Wednesday, March 22, 2017

The Guns of NavaroneThe Guns of Navarone by Alistair MacLean

My rating: 4 of 5 stars

A team of world class rock climbers must destroy the lethal guns commanding a strait that is the only access to a thousand British troops trapped on the doomed island of Kheros. New Zealander, Captain Keith Mallory, leads a team that includes a giant Greek and an aging American explosives genius to the German occupied, and seemingly impenetrable, island of Navarone. The danger starts before they approach the island, sailing in an ancient, leaking skiff, they are halted and boarded by a German patrol in a similar vessel, which they sink handily. Next, they shelter from a storm beneath a German watch tower, whose defenders are dispatched by the oversized Greek. When they approach the vertical cliffs of Navarone, they are still in the grip of the storm and are dashed against the rocks. The wall is considered an impossible climb, but it presents no obstacle to Mallory. Unfortunately, there is a German sentry at the top. From this point forward, things really get difficult.

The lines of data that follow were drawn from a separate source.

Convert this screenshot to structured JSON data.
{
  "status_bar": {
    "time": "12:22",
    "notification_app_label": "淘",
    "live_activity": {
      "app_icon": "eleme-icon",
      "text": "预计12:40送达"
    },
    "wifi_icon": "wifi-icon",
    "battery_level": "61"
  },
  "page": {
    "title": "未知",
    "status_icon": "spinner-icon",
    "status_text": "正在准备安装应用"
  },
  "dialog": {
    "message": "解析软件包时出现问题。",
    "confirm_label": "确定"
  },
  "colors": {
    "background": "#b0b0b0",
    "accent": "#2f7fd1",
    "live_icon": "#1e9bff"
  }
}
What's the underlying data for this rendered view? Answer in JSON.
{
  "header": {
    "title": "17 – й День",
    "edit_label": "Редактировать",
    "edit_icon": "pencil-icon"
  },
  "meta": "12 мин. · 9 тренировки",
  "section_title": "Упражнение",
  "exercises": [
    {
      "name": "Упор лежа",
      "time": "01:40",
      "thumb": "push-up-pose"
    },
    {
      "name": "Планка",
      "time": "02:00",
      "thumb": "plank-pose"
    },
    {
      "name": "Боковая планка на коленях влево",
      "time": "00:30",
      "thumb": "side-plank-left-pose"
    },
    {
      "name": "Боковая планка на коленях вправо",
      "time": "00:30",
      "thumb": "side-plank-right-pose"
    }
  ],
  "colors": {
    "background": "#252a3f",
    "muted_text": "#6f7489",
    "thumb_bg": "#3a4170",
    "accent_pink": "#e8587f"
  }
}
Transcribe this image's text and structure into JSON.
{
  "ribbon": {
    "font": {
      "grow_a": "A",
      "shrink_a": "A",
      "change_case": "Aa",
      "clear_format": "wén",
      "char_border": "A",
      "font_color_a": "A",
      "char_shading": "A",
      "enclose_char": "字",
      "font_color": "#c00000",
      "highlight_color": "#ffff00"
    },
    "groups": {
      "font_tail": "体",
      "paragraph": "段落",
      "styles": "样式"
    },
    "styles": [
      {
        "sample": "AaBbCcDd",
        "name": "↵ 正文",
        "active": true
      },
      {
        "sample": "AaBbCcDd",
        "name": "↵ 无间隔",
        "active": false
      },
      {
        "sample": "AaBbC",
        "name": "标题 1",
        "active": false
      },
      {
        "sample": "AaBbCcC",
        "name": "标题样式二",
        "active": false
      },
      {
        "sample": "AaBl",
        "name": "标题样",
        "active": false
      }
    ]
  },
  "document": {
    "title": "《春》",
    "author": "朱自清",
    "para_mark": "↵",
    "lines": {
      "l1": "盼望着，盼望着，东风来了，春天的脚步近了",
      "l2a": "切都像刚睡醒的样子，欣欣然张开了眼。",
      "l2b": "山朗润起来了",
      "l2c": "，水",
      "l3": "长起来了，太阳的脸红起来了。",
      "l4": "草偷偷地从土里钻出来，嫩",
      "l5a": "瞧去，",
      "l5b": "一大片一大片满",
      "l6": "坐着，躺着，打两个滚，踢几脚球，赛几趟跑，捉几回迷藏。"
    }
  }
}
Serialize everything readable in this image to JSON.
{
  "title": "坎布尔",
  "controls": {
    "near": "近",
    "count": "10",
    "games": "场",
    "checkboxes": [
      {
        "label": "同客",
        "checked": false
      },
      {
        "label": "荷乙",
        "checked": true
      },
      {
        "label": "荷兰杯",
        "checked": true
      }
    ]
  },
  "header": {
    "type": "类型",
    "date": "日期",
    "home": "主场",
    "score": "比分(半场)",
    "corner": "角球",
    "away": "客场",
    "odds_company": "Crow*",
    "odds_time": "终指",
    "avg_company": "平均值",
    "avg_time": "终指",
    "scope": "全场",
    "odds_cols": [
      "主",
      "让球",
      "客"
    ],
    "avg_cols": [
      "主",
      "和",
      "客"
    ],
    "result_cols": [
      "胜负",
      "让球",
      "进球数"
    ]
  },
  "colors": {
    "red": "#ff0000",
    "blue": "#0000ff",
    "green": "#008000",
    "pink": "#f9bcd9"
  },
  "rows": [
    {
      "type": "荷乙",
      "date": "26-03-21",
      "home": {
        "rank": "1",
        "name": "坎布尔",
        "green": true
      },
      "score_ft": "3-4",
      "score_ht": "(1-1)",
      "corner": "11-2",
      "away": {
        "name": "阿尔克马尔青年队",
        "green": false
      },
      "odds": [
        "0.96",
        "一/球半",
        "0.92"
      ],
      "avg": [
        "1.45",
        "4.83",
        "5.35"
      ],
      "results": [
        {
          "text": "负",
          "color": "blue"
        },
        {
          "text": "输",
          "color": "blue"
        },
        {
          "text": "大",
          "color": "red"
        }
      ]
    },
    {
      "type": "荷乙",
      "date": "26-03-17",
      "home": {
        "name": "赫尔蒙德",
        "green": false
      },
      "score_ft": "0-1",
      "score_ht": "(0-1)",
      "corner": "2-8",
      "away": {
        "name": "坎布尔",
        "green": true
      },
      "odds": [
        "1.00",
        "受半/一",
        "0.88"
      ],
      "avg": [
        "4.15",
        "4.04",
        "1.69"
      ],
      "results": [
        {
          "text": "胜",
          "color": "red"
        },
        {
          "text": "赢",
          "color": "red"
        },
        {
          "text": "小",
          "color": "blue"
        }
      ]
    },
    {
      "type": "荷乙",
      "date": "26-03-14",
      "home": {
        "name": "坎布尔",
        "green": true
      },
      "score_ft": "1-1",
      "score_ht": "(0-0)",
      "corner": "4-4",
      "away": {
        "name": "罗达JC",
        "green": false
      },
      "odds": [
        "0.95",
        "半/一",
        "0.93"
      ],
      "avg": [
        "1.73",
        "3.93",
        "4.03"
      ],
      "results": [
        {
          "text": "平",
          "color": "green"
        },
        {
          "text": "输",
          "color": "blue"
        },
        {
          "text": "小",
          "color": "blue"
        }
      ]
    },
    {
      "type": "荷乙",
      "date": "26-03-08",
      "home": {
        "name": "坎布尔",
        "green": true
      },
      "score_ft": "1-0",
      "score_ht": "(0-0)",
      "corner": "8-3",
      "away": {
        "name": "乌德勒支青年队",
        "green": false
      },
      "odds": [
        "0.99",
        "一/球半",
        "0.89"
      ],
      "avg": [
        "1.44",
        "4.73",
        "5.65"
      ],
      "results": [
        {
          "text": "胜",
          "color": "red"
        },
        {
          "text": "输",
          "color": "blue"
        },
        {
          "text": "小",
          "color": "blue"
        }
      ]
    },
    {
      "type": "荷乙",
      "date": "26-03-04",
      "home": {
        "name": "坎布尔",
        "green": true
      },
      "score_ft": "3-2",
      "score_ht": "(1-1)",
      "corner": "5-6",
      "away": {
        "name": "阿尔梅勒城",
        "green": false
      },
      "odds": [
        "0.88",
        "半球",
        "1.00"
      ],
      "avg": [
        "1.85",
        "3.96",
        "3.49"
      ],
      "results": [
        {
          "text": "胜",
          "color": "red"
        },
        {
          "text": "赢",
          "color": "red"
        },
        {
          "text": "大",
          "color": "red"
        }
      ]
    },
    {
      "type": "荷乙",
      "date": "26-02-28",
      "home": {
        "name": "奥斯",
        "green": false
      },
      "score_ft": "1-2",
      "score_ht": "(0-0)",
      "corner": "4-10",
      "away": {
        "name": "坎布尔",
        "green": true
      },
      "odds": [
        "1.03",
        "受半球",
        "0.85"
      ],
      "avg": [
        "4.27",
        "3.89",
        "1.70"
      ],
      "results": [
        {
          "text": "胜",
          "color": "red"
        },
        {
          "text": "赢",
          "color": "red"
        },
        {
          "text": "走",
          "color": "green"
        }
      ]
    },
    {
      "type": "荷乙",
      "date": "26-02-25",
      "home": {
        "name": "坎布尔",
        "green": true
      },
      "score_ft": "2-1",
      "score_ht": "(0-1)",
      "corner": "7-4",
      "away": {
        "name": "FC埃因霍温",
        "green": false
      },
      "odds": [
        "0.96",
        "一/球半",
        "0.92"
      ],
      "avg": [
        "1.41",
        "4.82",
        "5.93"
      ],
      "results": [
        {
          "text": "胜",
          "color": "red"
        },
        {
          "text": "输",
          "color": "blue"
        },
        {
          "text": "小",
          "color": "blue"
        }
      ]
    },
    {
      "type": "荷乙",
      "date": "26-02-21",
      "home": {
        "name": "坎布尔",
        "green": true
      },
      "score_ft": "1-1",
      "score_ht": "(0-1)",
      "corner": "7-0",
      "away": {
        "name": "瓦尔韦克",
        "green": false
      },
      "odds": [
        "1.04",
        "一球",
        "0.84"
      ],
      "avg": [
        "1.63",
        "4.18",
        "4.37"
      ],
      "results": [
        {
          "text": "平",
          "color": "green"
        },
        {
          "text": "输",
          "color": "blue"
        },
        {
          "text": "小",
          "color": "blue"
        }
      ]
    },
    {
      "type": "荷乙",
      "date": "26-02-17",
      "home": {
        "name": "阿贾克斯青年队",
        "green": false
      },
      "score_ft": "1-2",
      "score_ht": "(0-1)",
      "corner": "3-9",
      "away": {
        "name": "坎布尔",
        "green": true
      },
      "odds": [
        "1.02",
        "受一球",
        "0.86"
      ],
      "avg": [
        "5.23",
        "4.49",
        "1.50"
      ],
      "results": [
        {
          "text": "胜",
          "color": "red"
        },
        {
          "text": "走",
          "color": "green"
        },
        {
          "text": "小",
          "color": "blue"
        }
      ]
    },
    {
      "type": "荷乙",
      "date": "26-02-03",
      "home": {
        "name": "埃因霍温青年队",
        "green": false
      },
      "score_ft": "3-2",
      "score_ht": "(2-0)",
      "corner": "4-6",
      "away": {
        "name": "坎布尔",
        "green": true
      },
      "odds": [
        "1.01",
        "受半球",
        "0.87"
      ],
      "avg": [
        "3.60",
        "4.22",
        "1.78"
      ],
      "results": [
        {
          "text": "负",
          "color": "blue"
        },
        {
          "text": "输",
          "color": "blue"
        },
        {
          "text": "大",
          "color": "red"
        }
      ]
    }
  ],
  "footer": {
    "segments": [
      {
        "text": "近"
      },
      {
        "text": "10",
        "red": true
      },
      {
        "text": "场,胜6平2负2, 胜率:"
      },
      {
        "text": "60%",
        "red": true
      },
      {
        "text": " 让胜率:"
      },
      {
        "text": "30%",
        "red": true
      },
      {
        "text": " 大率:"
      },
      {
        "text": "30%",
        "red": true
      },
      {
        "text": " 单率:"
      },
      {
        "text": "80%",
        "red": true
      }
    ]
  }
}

The Guns of Navarone is an iconic war story made famous by a movie of the same name. It is at once a page-turner and an introspective tale. It is unconventional in its nearly complete disregard for viewpoint, with the narration moving freely among the characters. There is, perhaps, a minor weakness in that the characters tend to give speeches and are prone to do so as the Germans are breaking down the door. It is a white-knuckle trip with more close calls and narrow escapes than some readers will easily stomach. Mr. Maclean tells us in the forward that he invented Navarone based on his own military experience in the Mediterranean. He did a fine job.